Optimal Testing of Reed-Muller Codes with an Online Adversary
2026-05-21 • Data Structures and Algorithms
Data Structures and Algorithms
AI summaryⓘ
AI summary is being generated…
Authors
Esty Kelman, Uri Meir, Kai Zhe Zheng
Abstract
Motivated by applications to property testing in the online-erasure model of Kalemaj, Raskhodnikova, and Varma (ITCS 2022 and Theory of Computing 2023), we define and analyze {\em semi-sample-based testers} for Reed-Muller codes. The task in Reed-Muller testing is to determine whether an input function $f: \F^n \to \F$ belongs to the Reed-Muller code or is far from it, using as few point queries to $f$ as possible. Reed-Muller testing is a well-studied task with its roots in both the Property Testing and Probabilistically Checkable Proofs literature. The online-erasure model introduces a twist: after each query made, an adversary may erase up to $t$ points of the input function, potentially thwarting any test in which the queries follow a predictable pattern. Semi-sample-based testers are a hybrid between sample-based testers -- which can only make uniformly random queries to the input function -- and standard testers, which can choose their queries freely.
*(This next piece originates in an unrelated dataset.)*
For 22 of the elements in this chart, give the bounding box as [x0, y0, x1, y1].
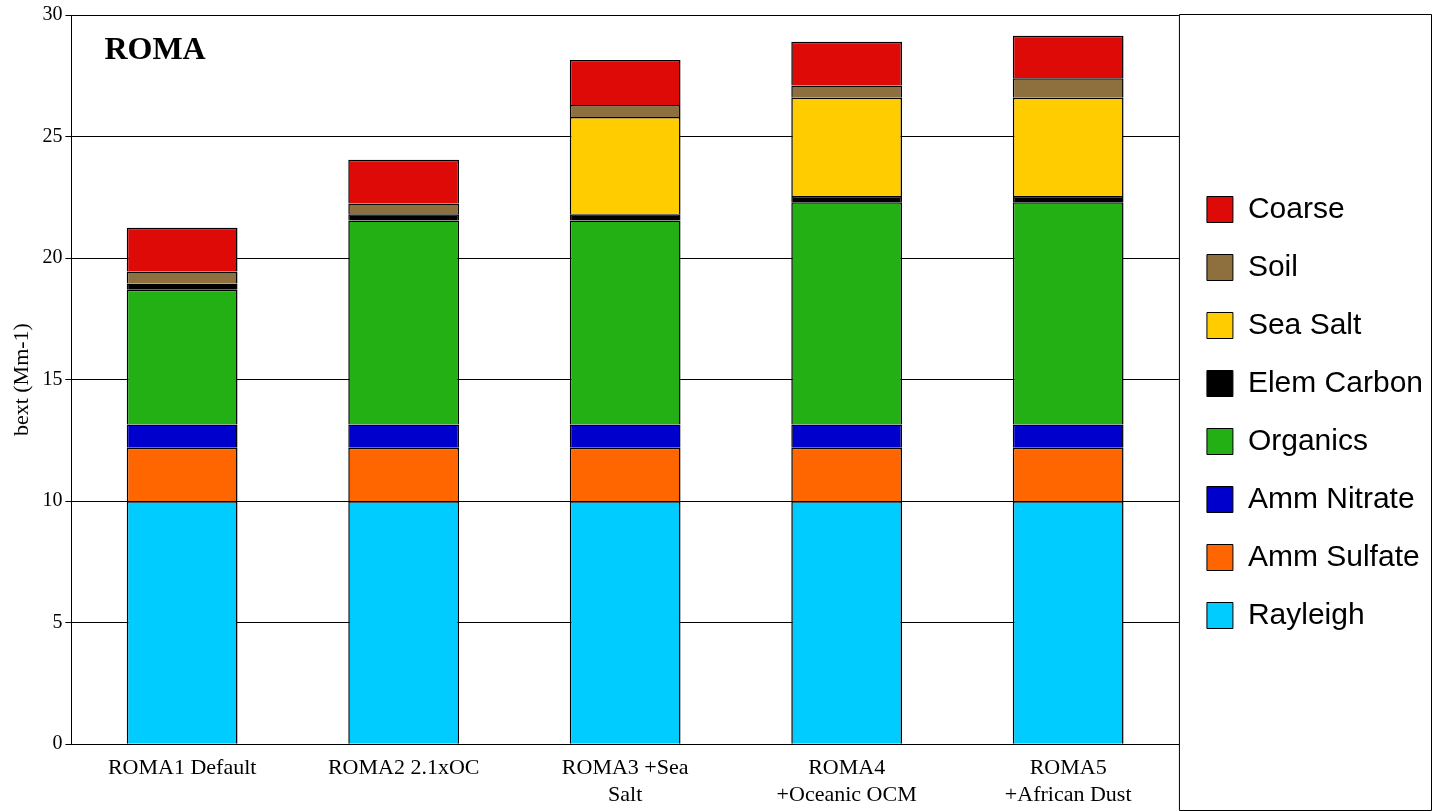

They are designed with the online-erasure model in mind and operate by first choosing some subset $S$ of the domain and then making their queries uniformly at random inside of $S$. We describe semi-sample-based testers for the Reed-Muller code and give an optimal analysis of their soundness. Consequently, we show that semi-sample-based testers are indeed effective in the presence of online erasures, and thereby achieve optimal query complexity for testing the Reed-Muller code in the online-erasure model. This result improves upon prior work of Minzer and Zheng (SODA 2024). As an added bonus, we show that semi-sample-based testers also exist for the lifted affine-invariant codes of Guo, Kopparty, and Sudan (ITCS 2013), thereby providing the first known testers for these codes in the online-erasure model.